Denis Parsons Burkitt

from Wikipedia, the free encyclopedia

Denis Parsons Burkitt (born February 28, 1911 in Enniskillen , County Fermanagh , Northern Ireland , † March 23, 1993 in Gloucester , England) was a British-Northern Irish surgeon and tropical medicine . Burkitt is best known for the first description of the malignant lymphoma named after him (" Burkitt lymphoma ") and his (controversial) views on dietary fiber .

Life

Burkitt was born the son of an engineer in a Protestant Northern Irish family. He was deeply influenced religiously by the family . He spent his youth in Northern Ireland. At the age of eleven, there was a momentous accident when he was injured so badly in his right eye in an argument with schoolmates that he became permanently blind in that eye . After graduating from school, he first took up engineering studies at Trinity College in Dublin in 1929 . Possibly under the influence of his uncle, a tropical medicine doctor in Kenya , he soon switched to medicine and graduated in 1935. He began training as a surgeon at the Royal College of Surgeans in Edinburgh . His applications for a position in the British colonies were initially unsuccessful because they thought they had no use for a one-eyed surgeon. After the outbreak of World War II , however, every man was needed and Burkitt became a military doctor in the Royal Army Medical Corps of the British Army and served in what was then British East Africa (Kenya, Uganda ) from 1943 to 1945 , where he rose to the rank of major .

In 1966 Burkitt left Africa and moved back to England. In 1972 he received the Albert Lasker Award for Clinical Medical Research and the Paul Ehrlich und Ludwig Darmstaedter Prize , in 1973 a Gairdner Foundation International Award , in 1982 the Charles S. Mott Prize , in 1992 the Buchanan Medal of the Royal Society and in 1993 the Bower Award and Prize for Achievement in Science from the Franklin Institute . Since 1989 he has been a member of the Académie des Sciences .

Discovery of Burkitt's lymphoma in East Africa

African child with (untreated) Burkitt's lymphoma in the lower jaw

After proving his operational capability during the war, he was accepted into British colonial service and initially worked as a doctor in Uganda from 1946. In 1957 he was introduced to a five-year-old boy who suffered from massive swelling of the face. In the period that followed, he kept seeing patients with these symptoms. The disease was characterized by a very rapid course and the patients (mostly children) died within a few days to weeks.

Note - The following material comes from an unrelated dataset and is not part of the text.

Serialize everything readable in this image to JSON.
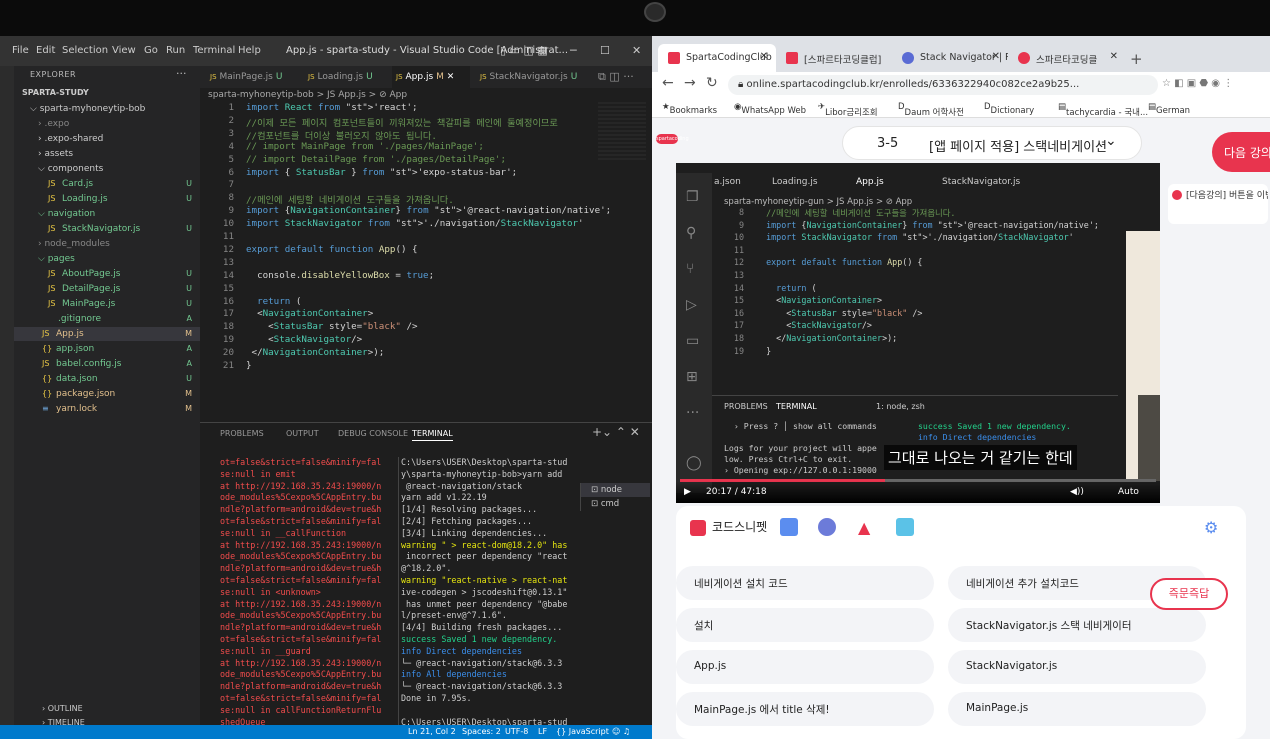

Realizing that it was a new type of tumor, Burkitt traveled with coworkers across East Africa to see more cases and to study the nature of the disease. Burkitt realized through his systematic investigations that the disease practically only occurred in climates in which malaria was also found. It turned out that the disease was malignant lymphoma, later called Burkitt's lymphoma .

Burkitt's research in East Africa did not initially meet with undue interest in Europe . In 1961, however, the English virologist Michael Anthony Epstein heard a lecture by Burkitt in London and then began to deal with Burkitt's lymphoma. In 1964, together with his colleagues Yvonne Barr and Bert G. Achong, he succeeded in isolating a new virus from a Burkitt lymphoma cell line , later called the Epstein-Barr virus .

Burkitt's fiber hypothesis

In the 1960s, Burkitt (along with Hugh Trowell) observed that Native Africans exhibited larger amounts of stool than Europeans, and attributed this to a higher amount of fiber in their diet . Burkitt believed that low-fiber foods caused diseases, especially cancer . His views led to the doctrine that fiber was generally beneficial to health. Even if this hypothesis was criticized in the following years, new study results do indeed show a health-promoting influence of dietary fiber, especially on cardiovascular diseases, obesity, type 2 diabetes and colorectal tumors.

Web links

Individual evidence

  1. Ströhle, Alexander, Maike Wolters, and Andreas Hahn. "Preventive Potential of Dietary Fiber - Nutritional Physiology and Epidemiology." Current nutritional medicine 43.03 (2018): 179–200.